Syracuse went into halftime trailing 7-6. But the Orange used a 20-point third quarter to break the game open. It was two drives in the third quarter, capped by a David Walker 13-yard touchdown run and Graves 28-yard scoring scamper, that gave Syracuse a 19-10 lead.
But after Colorado trimmed the lead to just three after a Kordell Stewart touchdown pass, Kirby Dar Dar took a Qadry Ismail handoff on the ensuing kickoff and went 100-yards to the house that all-but sealed the victory.
It was the two scoring drives in the third quarter that Graves believes really showed that Syracuse could play with Colorado.
”I remember it was in the second half,” Graves said. “We knew we could play with them. I mean they were good. They were big, they were fast and they were actually better than what we saw on film. We thought they were good and definitely respected them. But the film didn’t really tell the whole story about how physical these guys were, how fast these guys were and how talented these guys were.
”I remember in the second half we put together a couple back-to-back drives. We basically just went down the field on them and took all the momentum. We went back and forth, but we came out and were able to make a few more plays. Then the defense sealed the deal at the end.”
Graves won offensive player of the game for his efforts, and the team got a win that they would remember for the rest of their lives.
”We were excited,” Graves said. “We came down there to win. The locker room was very excited. It was just a joyous occasion because we set up to accomplish a goal and no one thought we could do it except our S.U. fans. We knew if we played our game, we were going to put on a show and that’s what we did. That’s a very good football team so we were excited.

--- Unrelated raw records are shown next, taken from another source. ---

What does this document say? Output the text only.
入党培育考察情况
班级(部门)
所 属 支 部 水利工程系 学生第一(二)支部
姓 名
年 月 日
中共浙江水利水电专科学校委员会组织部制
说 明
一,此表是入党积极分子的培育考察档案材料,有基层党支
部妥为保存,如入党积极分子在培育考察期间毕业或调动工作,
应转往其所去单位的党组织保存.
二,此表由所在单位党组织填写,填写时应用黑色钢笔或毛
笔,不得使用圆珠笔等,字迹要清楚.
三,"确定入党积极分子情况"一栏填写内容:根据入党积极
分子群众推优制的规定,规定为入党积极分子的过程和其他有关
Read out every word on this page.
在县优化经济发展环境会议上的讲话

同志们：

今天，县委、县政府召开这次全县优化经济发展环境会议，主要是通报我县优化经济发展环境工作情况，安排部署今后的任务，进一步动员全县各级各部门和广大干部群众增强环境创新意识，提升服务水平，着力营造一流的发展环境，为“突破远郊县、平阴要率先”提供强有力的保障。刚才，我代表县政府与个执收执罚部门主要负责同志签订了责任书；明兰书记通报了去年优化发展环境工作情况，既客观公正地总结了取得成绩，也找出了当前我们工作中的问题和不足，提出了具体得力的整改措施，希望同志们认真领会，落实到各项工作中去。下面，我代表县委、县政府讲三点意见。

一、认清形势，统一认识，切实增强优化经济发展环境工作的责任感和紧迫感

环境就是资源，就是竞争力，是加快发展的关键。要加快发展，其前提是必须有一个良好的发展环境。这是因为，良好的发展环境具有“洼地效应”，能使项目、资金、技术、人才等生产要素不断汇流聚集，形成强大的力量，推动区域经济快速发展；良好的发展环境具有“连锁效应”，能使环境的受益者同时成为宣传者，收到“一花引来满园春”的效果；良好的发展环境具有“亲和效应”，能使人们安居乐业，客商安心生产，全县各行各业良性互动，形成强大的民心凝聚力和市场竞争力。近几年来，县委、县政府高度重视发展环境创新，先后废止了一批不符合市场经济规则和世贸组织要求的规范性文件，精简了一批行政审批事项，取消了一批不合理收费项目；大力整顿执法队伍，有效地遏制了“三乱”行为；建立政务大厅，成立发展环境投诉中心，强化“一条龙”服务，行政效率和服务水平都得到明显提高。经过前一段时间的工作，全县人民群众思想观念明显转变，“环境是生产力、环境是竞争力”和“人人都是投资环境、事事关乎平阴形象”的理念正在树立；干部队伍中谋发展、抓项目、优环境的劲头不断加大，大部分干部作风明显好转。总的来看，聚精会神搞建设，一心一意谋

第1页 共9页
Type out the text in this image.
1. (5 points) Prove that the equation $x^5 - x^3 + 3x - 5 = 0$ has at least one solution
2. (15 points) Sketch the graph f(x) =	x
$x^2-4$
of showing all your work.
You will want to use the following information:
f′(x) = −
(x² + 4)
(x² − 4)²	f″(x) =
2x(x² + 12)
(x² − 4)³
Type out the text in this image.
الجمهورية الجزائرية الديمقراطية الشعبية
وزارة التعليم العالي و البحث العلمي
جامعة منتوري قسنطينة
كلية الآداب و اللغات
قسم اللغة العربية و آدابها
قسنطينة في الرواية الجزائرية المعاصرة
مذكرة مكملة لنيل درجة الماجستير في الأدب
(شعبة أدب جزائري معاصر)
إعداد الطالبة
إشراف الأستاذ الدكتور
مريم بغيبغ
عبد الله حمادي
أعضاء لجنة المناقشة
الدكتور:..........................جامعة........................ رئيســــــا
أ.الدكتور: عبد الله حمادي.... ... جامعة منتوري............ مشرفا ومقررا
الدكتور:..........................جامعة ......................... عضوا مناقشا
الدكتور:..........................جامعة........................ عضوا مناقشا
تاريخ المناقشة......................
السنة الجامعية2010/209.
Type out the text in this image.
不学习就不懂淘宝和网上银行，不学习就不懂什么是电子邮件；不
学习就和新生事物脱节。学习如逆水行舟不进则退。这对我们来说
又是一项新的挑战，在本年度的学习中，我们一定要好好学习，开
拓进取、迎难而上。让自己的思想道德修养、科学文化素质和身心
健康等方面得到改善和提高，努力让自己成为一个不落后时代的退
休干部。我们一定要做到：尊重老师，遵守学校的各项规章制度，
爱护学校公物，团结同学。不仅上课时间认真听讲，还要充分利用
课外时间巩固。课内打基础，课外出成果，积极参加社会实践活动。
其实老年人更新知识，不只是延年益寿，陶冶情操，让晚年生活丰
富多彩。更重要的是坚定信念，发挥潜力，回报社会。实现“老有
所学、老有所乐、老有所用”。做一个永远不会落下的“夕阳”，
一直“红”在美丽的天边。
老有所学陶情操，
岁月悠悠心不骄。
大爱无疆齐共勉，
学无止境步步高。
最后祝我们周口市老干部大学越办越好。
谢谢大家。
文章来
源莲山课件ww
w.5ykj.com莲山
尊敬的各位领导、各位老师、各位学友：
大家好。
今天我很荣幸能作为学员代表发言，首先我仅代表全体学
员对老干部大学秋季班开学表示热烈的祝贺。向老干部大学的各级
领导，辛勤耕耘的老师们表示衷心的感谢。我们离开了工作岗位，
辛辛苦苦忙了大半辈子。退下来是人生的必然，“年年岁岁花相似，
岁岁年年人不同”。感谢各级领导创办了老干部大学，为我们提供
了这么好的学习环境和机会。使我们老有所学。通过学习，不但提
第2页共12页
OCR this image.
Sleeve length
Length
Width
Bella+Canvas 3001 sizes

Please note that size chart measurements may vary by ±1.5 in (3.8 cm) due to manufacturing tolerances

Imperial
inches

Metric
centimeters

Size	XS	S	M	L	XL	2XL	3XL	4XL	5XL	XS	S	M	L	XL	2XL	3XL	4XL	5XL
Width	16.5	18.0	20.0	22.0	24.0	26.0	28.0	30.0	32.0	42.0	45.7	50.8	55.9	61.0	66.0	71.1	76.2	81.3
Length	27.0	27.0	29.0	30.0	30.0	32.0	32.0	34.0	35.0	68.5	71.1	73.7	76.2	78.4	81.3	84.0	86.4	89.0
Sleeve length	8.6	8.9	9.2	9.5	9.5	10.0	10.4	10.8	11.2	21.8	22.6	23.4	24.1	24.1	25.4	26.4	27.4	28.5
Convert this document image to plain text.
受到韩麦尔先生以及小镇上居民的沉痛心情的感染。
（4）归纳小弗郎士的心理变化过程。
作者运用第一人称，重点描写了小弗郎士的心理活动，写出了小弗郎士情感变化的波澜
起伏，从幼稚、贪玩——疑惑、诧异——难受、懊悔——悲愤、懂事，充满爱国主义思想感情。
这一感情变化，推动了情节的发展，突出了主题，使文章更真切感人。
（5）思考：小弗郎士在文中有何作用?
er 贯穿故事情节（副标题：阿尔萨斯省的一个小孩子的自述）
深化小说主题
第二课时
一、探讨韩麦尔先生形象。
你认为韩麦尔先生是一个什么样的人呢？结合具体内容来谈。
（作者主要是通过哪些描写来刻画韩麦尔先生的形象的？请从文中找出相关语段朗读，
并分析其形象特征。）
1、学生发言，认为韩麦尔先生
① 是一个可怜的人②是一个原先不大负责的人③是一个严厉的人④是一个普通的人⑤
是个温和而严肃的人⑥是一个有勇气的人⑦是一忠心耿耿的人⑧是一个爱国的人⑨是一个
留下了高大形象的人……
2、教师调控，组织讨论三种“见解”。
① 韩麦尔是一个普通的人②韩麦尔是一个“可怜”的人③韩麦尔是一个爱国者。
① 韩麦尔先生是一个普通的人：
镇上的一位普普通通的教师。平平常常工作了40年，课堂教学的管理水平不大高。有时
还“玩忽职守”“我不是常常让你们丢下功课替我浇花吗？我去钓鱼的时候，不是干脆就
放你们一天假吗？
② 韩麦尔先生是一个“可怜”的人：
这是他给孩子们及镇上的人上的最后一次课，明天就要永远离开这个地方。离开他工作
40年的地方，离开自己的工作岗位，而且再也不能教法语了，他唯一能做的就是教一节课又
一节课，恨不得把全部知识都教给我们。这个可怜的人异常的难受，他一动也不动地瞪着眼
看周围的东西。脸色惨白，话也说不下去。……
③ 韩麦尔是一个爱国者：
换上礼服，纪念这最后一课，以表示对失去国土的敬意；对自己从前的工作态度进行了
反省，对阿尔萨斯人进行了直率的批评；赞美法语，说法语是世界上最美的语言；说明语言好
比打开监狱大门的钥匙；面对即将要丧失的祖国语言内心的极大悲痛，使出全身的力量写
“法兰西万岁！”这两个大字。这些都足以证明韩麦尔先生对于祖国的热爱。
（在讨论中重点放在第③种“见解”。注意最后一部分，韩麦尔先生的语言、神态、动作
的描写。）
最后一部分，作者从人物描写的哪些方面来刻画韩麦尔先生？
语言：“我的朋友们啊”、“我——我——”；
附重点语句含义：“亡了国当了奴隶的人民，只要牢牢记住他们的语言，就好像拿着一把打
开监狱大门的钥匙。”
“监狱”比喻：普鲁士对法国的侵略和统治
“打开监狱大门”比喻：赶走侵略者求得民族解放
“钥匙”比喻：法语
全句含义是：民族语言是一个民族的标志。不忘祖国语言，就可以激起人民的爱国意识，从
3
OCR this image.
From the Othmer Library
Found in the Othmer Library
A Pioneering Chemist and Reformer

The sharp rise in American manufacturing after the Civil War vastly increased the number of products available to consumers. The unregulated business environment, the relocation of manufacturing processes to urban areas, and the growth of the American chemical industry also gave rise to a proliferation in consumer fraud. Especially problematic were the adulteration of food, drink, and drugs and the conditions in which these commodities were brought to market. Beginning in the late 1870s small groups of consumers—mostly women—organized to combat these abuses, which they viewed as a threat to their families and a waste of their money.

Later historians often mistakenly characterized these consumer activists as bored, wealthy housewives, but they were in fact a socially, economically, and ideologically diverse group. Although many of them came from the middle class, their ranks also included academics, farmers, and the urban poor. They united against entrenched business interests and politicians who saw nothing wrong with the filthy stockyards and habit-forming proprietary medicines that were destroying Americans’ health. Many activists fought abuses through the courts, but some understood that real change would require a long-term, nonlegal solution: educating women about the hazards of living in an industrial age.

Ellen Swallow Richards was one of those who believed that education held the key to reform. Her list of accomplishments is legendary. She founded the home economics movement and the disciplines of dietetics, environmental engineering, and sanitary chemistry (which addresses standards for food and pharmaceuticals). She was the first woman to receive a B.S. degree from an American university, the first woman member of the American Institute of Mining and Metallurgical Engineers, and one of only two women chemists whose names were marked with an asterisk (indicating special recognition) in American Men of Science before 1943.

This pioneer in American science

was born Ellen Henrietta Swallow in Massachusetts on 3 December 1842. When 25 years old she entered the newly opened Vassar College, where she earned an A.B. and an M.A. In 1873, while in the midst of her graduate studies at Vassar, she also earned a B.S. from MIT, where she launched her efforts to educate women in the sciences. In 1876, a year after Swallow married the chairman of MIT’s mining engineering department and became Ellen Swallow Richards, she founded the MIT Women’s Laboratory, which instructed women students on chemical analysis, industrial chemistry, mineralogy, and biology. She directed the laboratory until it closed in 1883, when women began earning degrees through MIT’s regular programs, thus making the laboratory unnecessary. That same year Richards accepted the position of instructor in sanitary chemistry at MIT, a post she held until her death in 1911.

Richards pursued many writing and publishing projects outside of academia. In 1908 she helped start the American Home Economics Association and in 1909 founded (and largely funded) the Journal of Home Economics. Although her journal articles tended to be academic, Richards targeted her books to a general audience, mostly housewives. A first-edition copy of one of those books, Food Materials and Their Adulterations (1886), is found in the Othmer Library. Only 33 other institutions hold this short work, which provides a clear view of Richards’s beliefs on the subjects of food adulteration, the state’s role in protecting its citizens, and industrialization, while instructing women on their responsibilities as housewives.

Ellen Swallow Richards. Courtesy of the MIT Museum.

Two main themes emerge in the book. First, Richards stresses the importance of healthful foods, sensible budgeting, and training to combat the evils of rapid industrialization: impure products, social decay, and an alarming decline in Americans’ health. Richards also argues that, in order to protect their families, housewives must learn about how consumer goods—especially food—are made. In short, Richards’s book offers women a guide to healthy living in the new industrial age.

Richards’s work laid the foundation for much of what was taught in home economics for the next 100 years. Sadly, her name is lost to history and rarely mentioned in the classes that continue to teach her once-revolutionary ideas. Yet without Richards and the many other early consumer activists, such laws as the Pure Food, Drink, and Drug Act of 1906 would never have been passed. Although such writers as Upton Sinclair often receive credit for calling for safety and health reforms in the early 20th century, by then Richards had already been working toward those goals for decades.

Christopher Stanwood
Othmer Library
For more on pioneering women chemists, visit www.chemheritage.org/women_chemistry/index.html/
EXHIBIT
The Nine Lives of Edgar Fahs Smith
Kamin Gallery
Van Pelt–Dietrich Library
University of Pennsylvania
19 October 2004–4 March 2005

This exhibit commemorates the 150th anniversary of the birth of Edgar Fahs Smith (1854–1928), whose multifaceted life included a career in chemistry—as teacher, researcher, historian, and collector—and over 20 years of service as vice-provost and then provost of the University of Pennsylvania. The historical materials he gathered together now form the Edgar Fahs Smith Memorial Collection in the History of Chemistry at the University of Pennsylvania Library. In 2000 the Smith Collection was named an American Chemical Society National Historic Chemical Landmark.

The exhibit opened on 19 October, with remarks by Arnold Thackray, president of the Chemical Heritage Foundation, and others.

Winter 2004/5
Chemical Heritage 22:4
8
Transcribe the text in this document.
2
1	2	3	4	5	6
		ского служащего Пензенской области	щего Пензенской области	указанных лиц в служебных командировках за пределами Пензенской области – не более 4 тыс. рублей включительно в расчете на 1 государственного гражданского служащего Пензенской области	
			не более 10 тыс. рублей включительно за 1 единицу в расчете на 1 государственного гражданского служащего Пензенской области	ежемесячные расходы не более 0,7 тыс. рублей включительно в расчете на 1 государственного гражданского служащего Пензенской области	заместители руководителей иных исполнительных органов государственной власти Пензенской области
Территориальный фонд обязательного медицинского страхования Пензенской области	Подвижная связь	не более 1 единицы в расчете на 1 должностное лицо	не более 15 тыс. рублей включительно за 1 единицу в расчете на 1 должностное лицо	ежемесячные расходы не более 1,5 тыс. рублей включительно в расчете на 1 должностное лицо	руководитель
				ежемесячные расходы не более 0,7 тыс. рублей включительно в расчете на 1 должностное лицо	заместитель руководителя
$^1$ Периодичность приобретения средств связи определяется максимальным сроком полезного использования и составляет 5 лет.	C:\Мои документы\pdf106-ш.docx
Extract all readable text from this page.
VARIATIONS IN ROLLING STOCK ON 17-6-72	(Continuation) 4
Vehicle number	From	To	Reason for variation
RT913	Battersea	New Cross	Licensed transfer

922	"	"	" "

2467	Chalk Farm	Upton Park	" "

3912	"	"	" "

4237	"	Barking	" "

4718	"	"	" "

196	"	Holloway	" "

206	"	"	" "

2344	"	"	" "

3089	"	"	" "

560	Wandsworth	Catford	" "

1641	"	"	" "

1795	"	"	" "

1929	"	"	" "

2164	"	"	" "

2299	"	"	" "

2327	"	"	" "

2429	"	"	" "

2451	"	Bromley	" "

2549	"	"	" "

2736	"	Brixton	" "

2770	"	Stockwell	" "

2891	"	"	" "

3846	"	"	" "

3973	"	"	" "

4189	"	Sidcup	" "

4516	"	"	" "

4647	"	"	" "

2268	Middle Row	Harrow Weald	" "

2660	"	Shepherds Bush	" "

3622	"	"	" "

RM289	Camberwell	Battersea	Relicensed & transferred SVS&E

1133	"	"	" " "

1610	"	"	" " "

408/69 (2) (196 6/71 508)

”The coaches were excited. We had a great time. That was a memory from the equipment guys to the last guy on the roster will share those things for the rest of our lives. We wanted to let people know that Syracuse wasn’t just a basketball school but a powerhouse to be reckoned with in football as well.”
Syracuse finished the season 10-2 after the win and were ranked 6th in the final Associated Press Poll.